Depuis 1948, sauf l’intermède du joueur américain Fischer de 1973 à 1975, la suprématie soviétique est totale sur le monde des échecs, sans doute en raison de la place importante réservée à ce jeu dans leur mode de vie par les Russes.

Il m’arrive de penser, lors des tensions graves qui secouent les blocs de l’Est et de l’Ouest du monde d’aujourd’hui, que des joueurs d’échecs se confrontant avec des joueurs de poker ne peuvent pas se comprendre, tout simplement parce qu’il y a là l’affrontement de deux philosophies fondamentalement différentes, l’une fondée sur le calcul et la réflexion, l’autre sur le bluff, le hasard et les sommes d’argent mises en jeu. De là, peut-être, leur éternelle incompréhension, qui sait ?

Se penchant sur les échecs, Montaigne écrivait :

« Le jeu des échecs n’est pas assez jeu ; il divertit trop sérieusement. »

En effet, d’abord, le silence est de règle aux échecs. Ensuite, c’est un chemin qui mène d’un monde où tout est hasard vers un autre monde, où toute action sort du monde pour s’inscrire dans la logique des mouvements.
La stratégie à élaborer pour gagner une partie d’échecs est fondée sur la réflexion, le calcul des risques courus, la mesure, la projection dans le temps et dans l’espace. Contrairement aux jeux de hasard, nulle place ici pour l’impulsivité, l’agressivité, les sacrifices inutiles. Pour le grand stratège que fut PATTON, un bon soldat est un soldat vivant. Ici aussi, chaque pion est irremplaçable. Pour arriver au bout d’une action entamée, il faut déployer des trésors d’énergie, de patience, développer sa puissance de réflexion, d’attention aux autres, car ON NE PEUT NEGLIGER LES AUTRES...

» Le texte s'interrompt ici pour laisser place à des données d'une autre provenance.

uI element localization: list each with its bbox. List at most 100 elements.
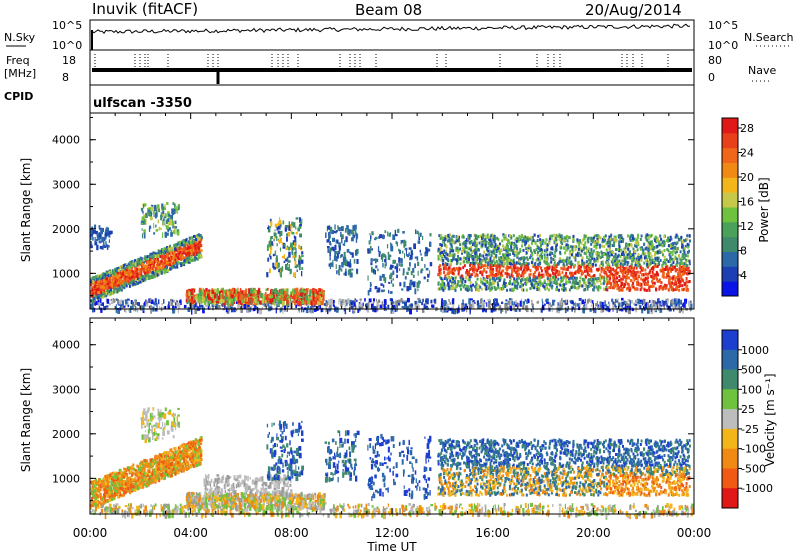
power-echo xyxy=(146,261,149,265)
power-echo xyxy=(292,240,295,245)
power-echo xyxy=(680,299,682,305)
power-echo xyxy=(217,295,221,301)
power-echo xyxy=(150,206,153,211)
power-echo xyxy=(220,288,224,293)
power-echo xyxy=(338,299,340,305)
power-echo xyxy=(289,247,292,250)
power-echo xyxy=(398,257,401,263)
power-echo xyxy=(273,232,276,237)
power-echo xyxy=(197,237,200,241)
power-echo xyxy=(236,297,238,302)
power-echo xyxy=(574,302,577,308)
power-echo xyxy=(419,232,422,237)
power-echo xyxy=(127,280,130,284)
power-echo xyxy=(147,273,150,277)
power-echo xyxy=(248,288,251,294)
power-echo xyxy=(642,298,646,304)
power-echo xyxy=(383,299,387,304)
power-echo xyxy=(609,243,611,247)
power-echo xyxy=(150,271,153,275)
power-echo xyxy=(319,295,321,301)
power-echo xyxy=(543,253,546,257)
power-echo xyxy=(125,277,128,281)
power-echo xyxy=(177,231,180,236)
power-echo xyxy=(391,301,395,304)
power-echo xyxy=(287,292,289,297)
power-echo xyxy=(190,293,194,297)
power-echo xyxy=(615,305,618,308)
power-echo xyxy=(194,251,197,255)
power-echo xyxy=(178,240,181,244)
power-echo xyxy=(164,213,167,217)
power-echo xyxy=(215,300,219,304)
power-echo xyxy=(192,240,195,244)
power-echo xyxy=(109,280,112,284)
power-echo xyxy=(443,300,447,306)
power-echo xyxy=(574,258,577,262)
power-echo xyxy=(335,306,339,313)
power-echo xyxy=(100,291,103,295)
power-echo xyxy=(353,258,356,264)
power-echo xyxy=(593,285,596,289)
power-echo xyxy=(166,265,168,269)
power-echo xyxy=(629,299,631,303)
power-echo xyxy=(204,304,208,307)
power-echo xyxy=(560,240,563,244)
power-echo xyxy=(90,299,92,303)
power-echo xyxy=(172,220,175,226)
power-echo xyxy=(349,259,352,264)
power-echo xyxy=(163,299,165,304)
power-echo xyxy=(404,276,407,280)
power-echo xyxy=(504,304,507,310)
power-echo xyxy=(145,264,148,268)
power-echo xyxy=(373,258,376,262)
power-echo xyxy=(574,248,577,252)
power-echo xyxy=(382,303,384,310)
power-echo xyxy=(121,279,124,283)
power-echo xyxy=(280,296,283,301)
power-echo xyxy=(174,265,177,269)
power-echo xyxy=(675,233,678,237)
power-echo xyxy=(96,293,99,297)
power-echo xyxy=(102,290,105,294)
power-echo xyxy=(297,227,300,232)
power-echo xyxy=(112,270,115,274)
power-echo xyxy=(659,307,661,313)
power-echo xyxy=(477,266,480,270)
power-echo xyxy=(583,304,586,310)
power-echo xyxy=(124,263,127,267)
power-echo xyxy=(283,260,286,263)
power-echo xyxy=(195,256,198,260)
power-echo xyxy=(594,308,597,314)
power-echo xyxy=(354,301,356,306)
power-echo xyxy=(374,270,376,275)
power-echo xyxy=(286,262,288,265)
power-echo xyxy=(194,298,196,303)
power-echo xyxy=(293,247,295,251)
power-echo xyxy=(618,302,621,308)
power-echo xyxy=(330,298,333,305)
power-echo xyxy=(164,204,166,207)
power-echo xyxy=(110,288,112,292)
power-echo xyxy=(567,280,570,284)
power-echo xyxy=(295,217,299,220)
power-echo xyxy=(288,225,291,231)
power-echo xyxy=(143,204,145,209)
power-echo xyxy=(681,284,684,288)
power-echo xyxy=(266,294,269,301)
power-echo xyxy=(183,263,186,267)
power-echo xyxy=(188,258,191,262)
power-echo xyxy=(168,215,172,220)
power-echo xyxy=(237,287,239,292)
power-echo xyxy=(245,297,248,302)
power-echo xyxy=(125,308,127,313)
power-echo xyxy=(399,282,402,287)
power-echo xyxy=(189,239,192,243)
power-echo xyxy=(620,240,623,244)
power-echo xyxy=(188,246,191,250)
power-echo xyxy=(170,262,173,265)
power-echo xyxy=(95,288,98,292)
power-echo xyxy=(170,250,172,254)
power-echo xyxy=(104,273,107,277)
power-echo xyxy=(623,300,626,305)
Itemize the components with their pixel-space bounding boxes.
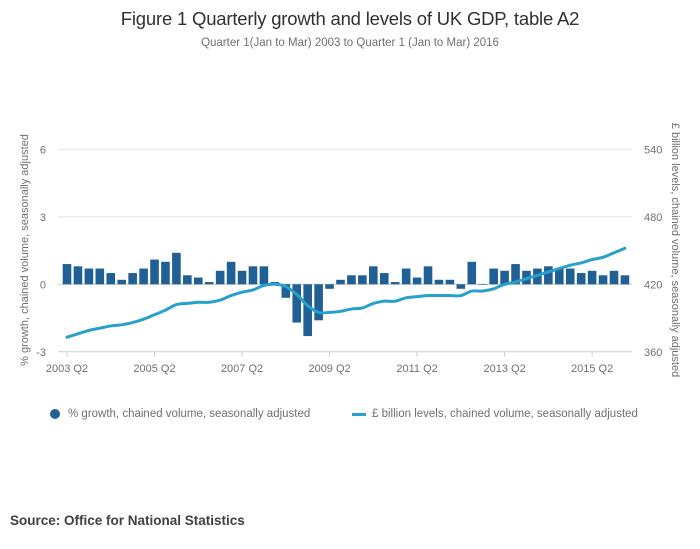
x-axis-ticks: 2003 Q2 2005 Q2 2007 Q2 2009 Q2 2011 Q2 2013 … (46, 351, 613, 375)
bar-series (62, 252, 630, 337)
bar (489, 268, 498, 285)
bar (620, 275, 630, 285)
legend-item-levels[interactable]: £ billion levels, chained volume, season… (352, 408, 638, 420)
bar (183, 275, 192, 285)
bar (292, 284, 302, 323)
line-series (65, 246, 627, 339)
left-axis-title: % growth, chained volume, seasonally adj… (19, 134, 31, 366)
right-axis-title: £ billion levels, chained volume, season… (669, 123, 681, 377)
x-tick-label: 2013 Q2 (483, 363, 525, 375)
bar (172, 252, 181, 285)
bar (576, 273, 586, 285)
bar (423, 266, 433, 285)
bar (412, 277, 422, 285)
left-axis-ticks: -3 0 3 6 (36, 144, 46, 358)
bar (248, 266, 258, 285)
bar (445, 279, 455, 285)
bar (555, 268, 564, 285)
legend-item-growth[interactable]: % growth, chained volume, seasonally adj… (50, 408, 310, 420)
left-tick-label: 0 (40, 279, 46, 291)
legend-bar-marker-icon (50, 409, 60, 419)
gridlines (58, 148, 632, 353)
bar (456, 284, 466, 289)
bar (500, 270, 509, 285)
bar (62, 264, 72, 285)
bar (478, 284, 488, 285)
bar (369, 266, 378, 285)
bar (598, 275, 608, 285)
bar (139, 268, 148, 285)
bar (390, 282, 400, 285)
x-tick-label: 2015 Q2 (571, 363, 613, 375)
bar (434, 279, 444, 285)
bar (587, 270, 597, 285)
bar (117, 279, 126, 285)
bar (150, 259, 159, 285)
bar (95, 268, 105, 285)
chart-title: Figure 1 Quarterly growth and levels of … (120, 8, 580, 29)
bar (565, 268, 575, 285)
bar (193, 277, 203, 285)
right-tick-label: 360 (644, 347, 662, 359)
bar (215, 270, 225, 285)
bar (401, 268, 411, 285)
right-tick-label: 540 (644, 144, 662, 156)
bar (325, 284, 334, 289)
bar (544, 266, 553, 285)
bar (303, 284, 312, 337)
bar (204, 282, 214, 285)
bar (467, 261, 477, 285)
bar (609, 270, 619, 285)
left-tick-label: 3 (40, 212, 46, 224)
bar (128, 273, 137, 285)
x-tick-label: 2011 Q2 (396, 363, 437, 375)
x-tick-label: 2009 Q2 (308, 363, 350, 375)
right-tick-label: 420 (644, 279, 662, 291)
bar (161, 261, 170, 285)
chart-subtitle: Quarter 1(Jan to Mar) 2003 to Quarter 1 … (201, 37, 499, 49)
bar (379, 273, 389, 285)
left-tick-label: 6 (40, 144, 46, 156)
bar (226, 261, 236, 285)
x-tick-label: 2005 Q2 (133, 363, 175, 375)
bar (237, 270, 247, 285)
x-tick-label: 2007 Q2 (221, 363, 263, 375)
bar (84, 268, 94, 285)
bar (358, 275, 367, 285)
right-axis-ticks: 360 420 480 540 (644, 144, 662, 358)
legend-label-levels: £ billion levels, chained volume, season… (372, 408, 638, 420)
gdp-level-line (65, 246, 627, 339)
bar (281, 284, 291, 298)
bar (347, 275, 356, 285)
left-tick-label: -3 (36, 347, 46, 359)
bar (106, 273, 116, 285)
legend-line-marker-icon (352, 412, 366, 416)
bar (314, 284, 323, 321)
right-tick-label: 480 (644, 212, 662, 224)
bar (511, 264, 520, 285)
bar (336, 279, 345, 285)
source-note: Source: Office for National Statistics (10, 513, 245, 528)
x-tick-label: 2003 Q2 (46, 363, 88, 375)
bar (259, 266, 269, 285)
legend-label-growth: % growth, chained volume, seasonally adj… (68, 408, 311, 420)
bar (73, 266, 83, 285)
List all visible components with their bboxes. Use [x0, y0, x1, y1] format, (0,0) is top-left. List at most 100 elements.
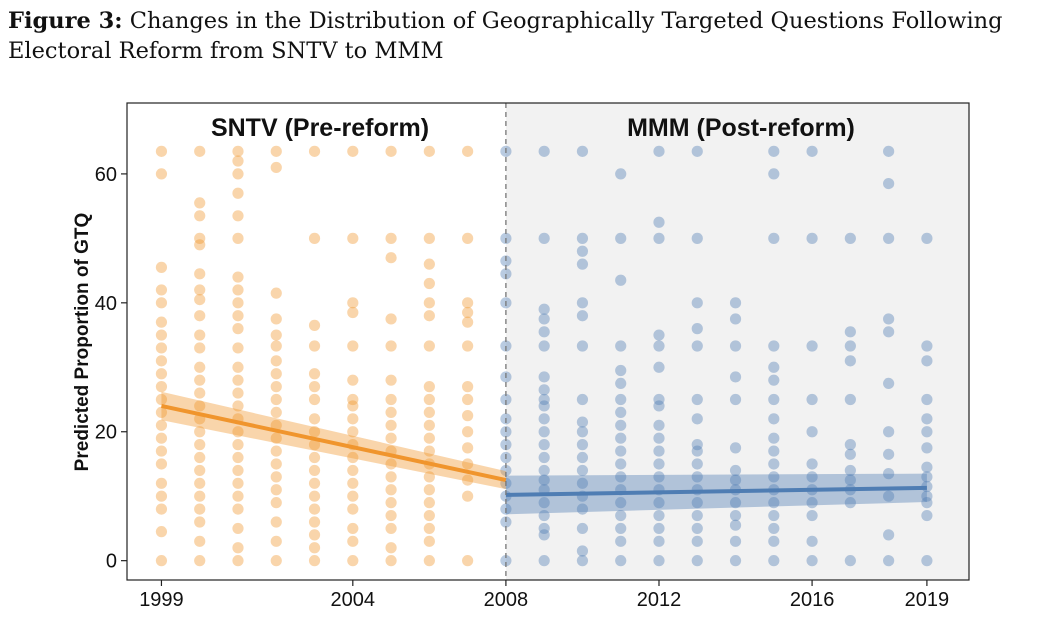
trend-line — [161, 404, 507, 483]
data-point — [155, 490, 168, 502]
data-point — [155, 168, 168, 180]
data-point — [538, 413, 550, 425]
data-point — [844, 355, 856, 367]
data-point — [615, 168, 627, 180]
data-point — [270, 516, 282, 528]
data-point — [615, 393, 627, 406]
data-point — [691, 413, 703, 425]
data-point — [232, 342, 244, 354]
data-point — [385, 313, 397, 325]
data-point — [385, 419, 397, 431]
data-point — [232, 542, 244, 554]
data-point — [347, 535, 359, 547]
figure-number: Figure 3: — [8, 8, 123, 34]
data-point — [270, 381, 282, 393]
data-point — [653, 432, 665, 444]
data-point — [883, 377, 895, 389]
data-point — [500, 464, 512, 477]
data-point — [883, 468, 895, 480]
data-point — [385, 252, 397, 264]
data-point — [462, 458, 474, 470]
data-point — [423, 393, 435, 406]
data-point — [423, 381, 435, 393]
data-point — [844, 497, 856, 509]
data-point — [423, 277, 435, 290]
y-axis: 0 20 40 60 — [95, 164, 127, 573]
data-point — [385, 374, 397, 386]
data-point — [653, 535, 665, 547]
data-point — [768, 361, 780, 373]
data-point — [844, 393, 856, 406]
data-point — [653, 555, 665, 567]
data-point — [538, 145, 550, 157]
data-point — [308, 451, 321, 464]
data-point — [844, 448, 856, 460]
data-point — [844, 326, 856, 338]
data-point — [462, 474, 474, 486]
data-point — [270, 340, 282, 352]
data-point — [385, 522, 397, 535]
data-point — [921, 471, 933, 483]
data-point — [385, 542, 397, 554]
data-point — [729, 464, 742, 477]
data-point — [194, 439, 206, 451]
data-point — [270, 445, 282, 457]
data-point — [768, 340, 780, 352]
data-point — [844, 439, 856, 451]
data-point — [270, 355, 282, 367]
data-point — [462, 381, 474, 393]
data-point — [538, 384, 550, 396]
data-point — [462, 490, 474, 502]
data-point — [729, 393, 742, 406]
confidence-band — [161, 391, 506, 490]
data-point — [462, 306, 474, 319]
data-point — [194, 361, 206, 373]
data-point — [921, 509, 933, 522]
data-point — [194, 490, 206, 502]
data-point — [462, 232, 474, 244]
data-point — [538, 313, 550, 325]
data-point — [576, 451, 589, 464]
data-point — [194, 535, 206, 547]
data-point — [232, 284, 244, 296]
data-point — [385, 393, 397, 406]
data-point — [385, 509, 397, 522]
data-point — [691, 340, 703, 352]
data-point — [347, 477, 359, 489]
data-point — [423, 406, 435, 419]
data-point — [538, 232, 550, 244]
data-point — [806, 535, 818, 547]
data-point — [232, 426, 244, 438]
data-point — [615, 555, 627, 567]
data-point — [806, 471, 818, 483]
data-point — [270, 313, 282, 325]
trend-lines — [161, 391, 927, 515]
data-point — [385, 484, 397, 496]
data-point — [155, 342, 168, 354]
data-point — [576, 477, 589, 489]
data-point — [653, 329, 665, 341]
data-point — [194, 342, 206, 354]
data-point — [270, 497, 282, 509]
data-point — [155, 393, 168, 406]
data-point — [615, 377, 627, 389]
data-point — [308, 368, 321, 380]
data-point — [806, 458, 818, 470]
data-point — [538, 474, 550, 486]
data-point — [691, 497, 703, 509]
data-point — [423, 419, 435, 431]
data-point — [691, 323, 703, 335]
data-point — [768, 432, 780, 444]
data-point — [270, 535, 282, 547]
data-point — [385, 145, 397, 157]
data-point — [538, 529, 550, 541]
data-point — [500, 393, 512, 406]
data-point — [347, 400, 359, 412]
data-point — [462, 340, 474, 352]
data-point — [155, 284, 168, 296]
data-point — [270, 406, 282, 419]
x-axis: 1999 2004 2008 2012 2016 2019 — [139, 580, 949, 611]
data-point — [538, 439, 550, 451]
data-point — [691, 232, 703, 244]
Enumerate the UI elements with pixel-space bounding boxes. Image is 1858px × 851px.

Nos vies se croisent, s’imbriquent les unes dans les autres comme les carrés blancs et noirs de l’échiquier. Pour nous, la liberté se conquiert chaque jour, chacune vis-à-vis de soi-même, puis vis-à-vis des contraintes imposées par la société.
Seuls, ceux qui ont pu dominer et vaincre leur nature, leurs instincts, ont pu oeuvrer utilement à la défense de la liberté dans le détachement vis-à-vis des honneurs mondains et dans le respect de la vie humaine.

Défendre son roi, c’est défendre son idéal. Essayer d’atteindre l’autre roi, c’est la recherche désespérée de l’Absolu, sans compromission, sans faiblesse et sans relâche. Au fur et à mesure de cette quête de l’inaccessible l’on se dépouille, contraint et forcé, d’une pièce et puis d’une autre, et d’une autre encore, parfois pion, parfois officier. Soudain, on se croit près du but et une joie intense vous envahit, en même temps que la peur de tout perdre en commettant une faute... Et l’on commet toujours des fautes...

Pour la Franc-Maçonne que je suis, quel que soit le côté de l’échiquier d’où je parte, la marche des pièces va toujours de l’occident vers l’orient, avec des incursions au Midi et au Septentrion, avec mille pièges à surmonter...
Alors, je pénètre dans cet espace de jeu, sacré pour l’enfant face au jeu.
La partie commence, il est Midi... un pas en avant et tout le rituel se déroule majestueusement, dans l’attention, la ferveur et le silence. Lorsqu’elle se termine, il est Minuit plein. La mosaïque est déserte mais la Foi et l’Espérance sont toujours présentes.

Une partie d’échecs, mes SS\, c’est la marche symbolique d’un homme qui, vainqueur ou vaincu, traverse sa vie...un échiquier en noir et blanc.